Between the eleventh and the fifteenth centuries in western Europe, and particularly in France and England, there sprang up like flowers a multitude of very distinctive and beautiful buildings, cathedrals, abbeys, and the like, the Gothic architecture. This lovely efflorescence marks the appearance of a body of craftsmen closely linked in its beginnings to the church. In Italy{v2-180} and Spain too the world was beginning to build freely and beautifully again. At first it was the wealth of the church that provided most of these buildings; then kings and merchants also began to build.
From the twelfth century onward, with the increase of trade, there was a great revival of town life throughout Europe. Prominent among these towns were Venice, with its dependents Ragusa and Corfu, Genoa, Verona, Bologna, Pisa, Florence, Naples, Milan, Marseilles, Lisbon, Barcelona, Narbonne, Tours, Orleans, Bordeaux, Paris, Ghent, Bruges, Boulogne, London, Oxford, Cambridge, Southampton, Dover, Antwerp, Hamburg, Bremen, Cologne, Mayence, Nuremberg, Munich, Leipzig, Magdeburg, Breslau, Stettin, Dantzig, Königsberg, Riga, Pskof, Novgorod, Wisby, and Bergen.
“A West German town, between 1400 and 1500, embodied all the achievements of progress at that time, although from a modern standpoint much seems wanting.... The streets were mostly narrow and irregularly built, the houses chiefly of wood, while almost every burgher kept his cattle in the house, and the herd of swine which was driven every morning by the town herdsman to the pasture-ground formed an inevitable part of city life. In Frankfort-on-Main it was unlawful after 1481 to keep swine in the Altstadt, but in the Neustadt and in Sachsenhausen this custom remained as a matter of course. It was only in 1645, after a corresponding attempt in 1556 had failed, that the swine-pens in the inner town were pulled down at Leipzig. The rich burghers, who occasionally took part in the great trading companies, were conspicuously wealthy landowners and had extensive courtyards with large barns inside the town walls. The most opulent of them owned those splendid patrician houses which we still admire even to-day. But even in the older towns most houses of the fifteenth century have disappeared; only here and there a building with open timber-work and over-hanging storeys, as in Bacharach or Miltenburg, reminds us of the style of architecture then customary in the houses of burghers. The{v2-181} great bulk of the inferior population, who lived on mendicancy, or got a livelihood by the exercise of the inferior industries, inhabited squalid hovels outside the town; the town wall was often the only support for these wretched buildings. The internal fittings of the houses, even amongst the wealthy population, were very defective according to modern ideas; the Gothic style was as little suitable for the petty details of objects of luxury as it was splendidly adapted for the building of churches and town halls. The influence of the Renaissance added much to the comfort of the house.
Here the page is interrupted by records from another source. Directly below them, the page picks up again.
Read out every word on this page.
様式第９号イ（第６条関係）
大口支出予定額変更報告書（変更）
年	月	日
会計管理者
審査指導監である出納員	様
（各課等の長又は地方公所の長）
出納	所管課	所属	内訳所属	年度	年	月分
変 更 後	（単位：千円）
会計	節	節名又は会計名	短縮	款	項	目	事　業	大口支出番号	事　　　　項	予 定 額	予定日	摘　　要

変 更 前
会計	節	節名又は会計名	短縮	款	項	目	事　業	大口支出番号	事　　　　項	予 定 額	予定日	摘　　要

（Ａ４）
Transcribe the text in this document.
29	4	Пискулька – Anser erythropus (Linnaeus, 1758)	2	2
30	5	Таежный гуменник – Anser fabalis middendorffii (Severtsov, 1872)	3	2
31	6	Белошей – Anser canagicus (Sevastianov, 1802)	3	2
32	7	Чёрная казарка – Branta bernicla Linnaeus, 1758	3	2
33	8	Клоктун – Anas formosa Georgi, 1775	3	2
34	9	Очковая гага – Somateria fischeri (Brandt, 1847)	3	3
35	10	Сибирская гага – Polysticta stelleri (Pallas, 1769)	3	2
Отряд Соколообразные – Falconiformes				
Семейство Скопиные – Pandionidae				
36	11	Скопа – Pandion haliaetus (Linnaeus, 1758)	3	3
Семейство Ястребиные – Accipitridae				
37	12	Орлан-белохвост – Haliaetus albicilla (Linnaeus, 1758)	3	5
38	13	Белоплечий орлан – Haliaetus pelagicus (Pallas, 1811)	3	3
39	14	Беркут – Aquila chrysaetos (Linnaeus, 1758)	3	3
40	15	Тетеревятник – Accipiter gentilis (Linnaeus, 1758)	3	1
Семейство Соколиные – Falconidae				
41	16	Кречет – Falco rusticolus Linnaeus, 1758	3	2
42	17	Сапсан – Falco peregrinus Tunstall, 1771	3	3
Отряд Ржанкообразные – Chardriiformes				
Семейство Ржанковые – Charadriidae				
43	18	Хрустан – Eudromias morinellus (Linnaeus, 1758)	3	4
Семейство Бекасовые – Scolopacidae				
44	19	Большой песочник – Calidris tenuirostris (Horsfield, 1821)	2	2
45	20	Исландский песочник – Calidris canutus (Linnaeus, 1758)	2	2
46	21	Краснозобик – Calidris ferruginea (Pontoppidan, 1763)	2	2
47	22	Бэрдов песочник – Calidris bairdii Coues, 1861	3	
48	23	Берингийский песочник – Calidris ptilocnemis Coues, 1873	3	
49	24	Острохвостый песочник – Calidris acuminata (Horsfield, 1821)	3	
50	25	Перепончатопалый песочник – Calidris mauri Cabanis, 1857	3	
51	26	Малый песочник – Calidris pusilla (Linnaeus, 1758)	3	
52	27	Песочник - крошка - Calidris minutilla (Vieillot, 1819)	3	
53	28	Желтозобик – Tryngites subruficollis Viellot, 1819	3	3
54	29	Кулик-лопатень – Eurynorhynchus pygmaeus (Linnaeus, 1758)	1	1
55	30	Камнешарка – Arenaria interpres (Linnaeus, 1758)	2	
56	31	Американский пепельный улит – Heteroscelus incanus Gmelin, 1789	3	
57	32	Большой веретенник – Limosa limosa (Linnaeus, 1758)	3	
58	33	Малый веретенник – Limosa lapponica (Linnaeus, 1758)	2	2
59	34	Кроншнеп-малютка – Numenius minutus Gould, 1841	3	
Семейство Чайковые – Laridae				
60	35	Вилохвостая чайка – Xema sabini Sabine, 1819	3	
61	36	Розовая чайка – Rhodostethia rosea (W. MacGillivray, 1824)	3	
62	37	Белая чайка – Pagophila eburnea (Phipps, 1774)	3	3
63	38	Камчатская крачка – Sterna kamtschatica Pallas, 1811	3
“The fourteenth and fifteenth century saw the building of numerous Gothic town churches and town halls throughout Europe which still in many cases serve their original purpose. The power and prosperity of the towns find their best expression in these and in the fortifications with their strong towers and gateways. Every picture of a town of the sixteenth or later centuries shows conspicuously these latter erections for the protection and honour of the town. The town did many things which in our time are done by the State. Social problems were taken up by town administration or the corresponding municipal organization. The regulation of trade was the concern of the guilds in agreement with the council, the care of the poor belonged to the church, while the council looked after the protection of the town walls and the very necessary fire brigades. The council, mindful of its social duties, superintended the filling of the municipal granaries, in order to have supplies in years of scarcity. Such store-houses were erected in almost every town during the fifteenth century. Tariffs of prices for the sale of all wares, high enough to enable every artisan to make a good livelihood, and to give the purchaser a guarantee for the quality of the wares, were maintained. The town was also the chief capitalist; as a seller of annuities on lives and inheritances it was a banker and enjoyed unlimited credit. In return it obtained means for the construction of fortifications or for such occasions as the acquisition of sovereign rights from the hand of an impecunious prince.”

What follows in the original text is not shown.